Only tangentially related, but this reminds me of a MCSE training I once attended in the 90s, where the trainer claimed Microsoft Passwords are so secure that they can not be cracked in a reasonable amount of time. I couldn't hide my amusment. Since this got him fired up, he went as far as saying "If you believe otherwise, find my password!" to which I replied "No need for that, already done." Thanks l0phtCrack, you made my day.


I met many Microsoft lawyers over the years who behaved the same way. The enthusiasm is effective perhaps, even when it's grounded in ignorance. MS is like a cult.


> more efficient

I was going to make a quip about efficiency being more than execution, with development efficiency also being important. But then with it being a comment about C++ vs Java I decide not to...

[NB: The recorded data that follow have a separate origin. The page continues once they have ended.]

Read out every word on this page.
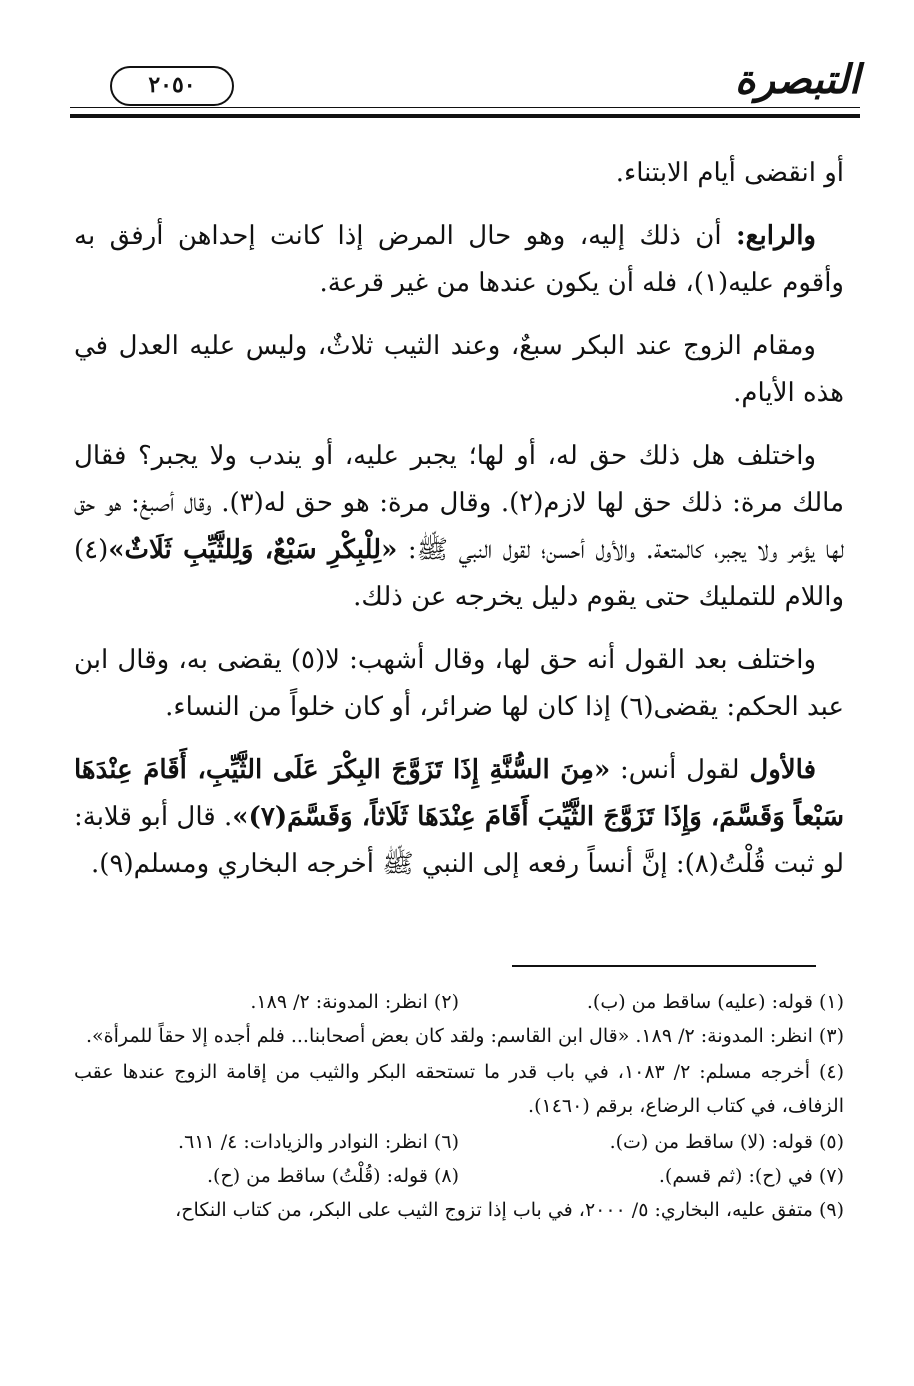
٢٠٥٠	التبصرة

أو انقضى أيام الابتناء.

والرابع: أن ذلك إليه، وهو حال المرض إذا كانت إحداهن أرفق به وأقوم عليه(١)، فله أن يكون عندها من غير قرعة.

ومقام الزوج عند البكر سبعٌ، وعند الثيب ثلاثٌ، وليس عليه العدل في هذه الأيام.

واختلف هل ذلك حق له، أو لها؛ يجبر عليه، أو يندب ولا يجبر؟ فقال مالك مرة: ذلك حق لها لازم(٢). وقال مرة: هو حق له(٣). وقال أصبغ: هو حق لها يؤمر ولا يجبر، كالمتعة. والأول أحسن؛ لقول النبي ﷺ: «لِلْبِكْرِ سَبْعٌ، وَلِلثَّيِّبِ ثَلَاثٌ»(٤) واللام للتمليك حتى يقوم دليل يخرجه عن ذلك.

واختلف بعد القول أنه حق لها، وقال أشهب: لا(٥) يقضى به، وقال ابن عبد الحكم: يقضى(٦) إذا كان لها ضرائر، أو كان خلواً من النساء.

فالأول لقول أنس: «مِنَ السُّنَّةِ إِذَا تَزَوَّجَ البِكْرَ عَلَى الثَّيِّبِ، أَقَامَ عِنْدَهَا سَبْعاً وَقَسَّمَ، وَإِذَا تَزَوَّجَ الثَّيِّبَ أَقَامَ عِنْدَهَا ثَلَاثاً، وَقَسَّمَ(٧)». قال أبو قلابة: لو ثبت قُلْتُ(٨): إنَّ أنساً رفعه إلى النبي ﷺ أخرجه البخاري ومسلم(٩).

(١) قوله: (عليه) ساقط من (ب).
(٢) انظر: المدونة: ٢/ ١٨٩.
(٣) انظر: المدونة: ٢/ ١٨٩. «قال ابن القاسم: ولقد كان بعض أصحابنا... فلم أجده إلا حقاً للمرأة».
(٤) أخرجه مسلم: ٢/ ١٠٨٣، في باب قدر ما تستحقه البكر والثيب من إقامة الزوج عندها عقب الزفاف، في كتاب الرضاع، برقم (١٤٦٠).
(٥) قوله: (لا) ساقط من (ت).
(٦) انظر: النوادر والزيادات: ٤/ ٦١١.
(٧) في (ح): (ثم قسم).
(٨) قوله: (قُلْتُ) ساقط من (ح).
(٩) متفق عليه، البخاري: ٥/ ٢٠٠٠، في باب إذا تزوج الثيب على البكر، من كتاب النكاح،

Pfft, chat.k is still just way too verbose compared to the good old

   # cat > a.out


Each chat participant opens 2 bash terminals:

Terminal #1

  $ touch chat.txt

  $ tail -f chat.txt
  # or
  $ watch chat.txt
Terminal #2

  $ echo "${USER}: hello" >> chat.txt
  $ echo "${USER}: hello, again" >> chat.txt
  $ echo "${USER}: bye!" >> chat.txt
Also there are builtin UNIX/Linux CLI commands to send messages to users.